Sharing:  The ability of software and hardware on different machines from different vendors to share and use data is called interoperability. The opposite of interoperability is proprietary. In the past almost all high tech dental systems have been closed proprietary systems. The three most obvious examples are patient records, radiographs and most recently digital impressions.

For example you could not take a radiograph with company A’s sensor and capture it with company B’s software then transfer it easily to a colleague using Company C’s system for analysis. If you use a specific device to capture an impression you are required to use that same company’s software, mill and Internet exchange. You cannot even transfer the most basic patient information such as name, address or date of birth from one management system to another.

These closed systems are good for the vendors but are not so good for the dentist or the patients. They limit what systems you can purchase; they inflate the costs and vastly increase the risk of high tech investments. If you buy the wrong system you will eventually have to scrap it and start over (think Betamax).

There is a developing trend to open dental systems. A few major companies are on board now—which is great—but for this trend to develop, dentists need to be on board as well. Do not purchase high tech systems that are not open.

Internet: The Internet is not new, but the creative ways we’re using it are. A great leap of understanding comes when a user recognizes it is not the computer that matters it is the network. The trend will be more use of the Internet for e-services, communication and eventually for cloud computing.
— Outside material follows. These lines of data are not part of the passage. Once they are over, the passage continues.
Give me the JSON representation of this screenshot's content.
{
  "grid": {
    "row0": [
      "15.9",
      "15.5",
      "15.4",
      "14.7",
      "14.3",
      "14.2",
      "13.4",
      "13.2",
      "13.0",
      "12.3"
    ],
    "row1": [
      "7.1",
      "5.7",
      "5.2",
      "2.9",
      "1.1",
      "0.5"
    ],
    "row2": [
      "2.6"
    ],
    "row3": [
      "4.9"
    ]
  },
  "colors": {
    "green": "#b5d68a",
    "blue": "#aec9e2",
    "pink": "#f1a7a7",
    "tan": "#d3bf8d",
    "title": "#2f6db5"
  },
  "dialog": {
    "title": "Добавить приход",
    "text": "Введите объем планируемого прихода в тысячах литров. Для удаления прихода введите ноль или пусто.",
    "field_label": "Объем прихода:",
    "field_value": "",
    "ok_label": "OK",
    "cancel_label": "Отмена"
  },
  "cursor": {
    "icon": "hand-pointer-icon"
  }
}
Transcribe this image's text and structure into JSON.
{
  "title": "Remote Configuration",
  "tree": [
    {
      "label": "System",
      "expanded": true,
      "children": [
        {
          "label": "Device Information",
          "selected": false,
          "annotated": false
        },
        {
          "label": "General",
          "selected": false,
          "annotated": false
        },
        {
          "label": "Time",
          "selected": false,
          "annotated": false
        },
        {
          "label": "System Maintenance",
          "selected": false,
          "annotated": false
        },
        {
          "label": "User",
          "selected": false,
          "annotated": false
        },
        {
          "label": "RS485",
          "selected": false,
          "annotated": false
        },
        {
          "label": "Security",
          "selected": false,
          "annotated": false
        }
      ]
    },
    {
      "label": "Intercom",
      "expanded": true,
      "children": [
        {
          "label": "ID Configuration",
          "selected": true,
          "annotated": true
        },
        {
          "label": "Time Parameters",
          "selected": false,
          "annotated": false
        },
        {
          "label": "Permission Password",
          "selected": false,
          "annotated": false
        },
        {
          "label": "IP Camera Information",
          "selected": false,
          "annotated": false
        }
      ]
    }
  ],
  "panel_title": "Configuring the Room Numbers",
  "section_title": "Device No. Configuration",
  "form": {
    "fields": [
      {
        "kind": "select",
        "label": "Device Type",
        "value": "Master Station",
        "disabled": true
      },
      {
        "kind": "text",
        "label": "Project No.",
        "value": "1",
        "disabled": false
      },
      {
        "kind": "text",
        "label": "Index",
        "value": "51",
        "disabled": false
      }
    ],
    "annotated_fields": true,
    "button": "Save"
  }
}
An e-service uses the digital information we gather as a byproduct of doing business with a computer; for example, the patient’s name, their cell phone number and their next appointment. Once this is gathered in a digital format it can easily be sent to a computer in the cloud the data can be put into a message and sent via text as an appointment reminder.

This simple e-service does this everyday with every appointment with no human picking up a phone or touching a keyboard.

E-services can also be used to check insurance eligibility, re-active inactive patients or take online payments. More and more sophisticated services are on the way.

Haves and Have Nots: Technology will become a differentiator. Dentists who have embraced technology and have installed and integrated systems that are working well within the office will have more success and will have more to sell when looking to retire.

Dentists who have avoided technology will find they are too far behind to catch up and will have little of value to sell at retirement.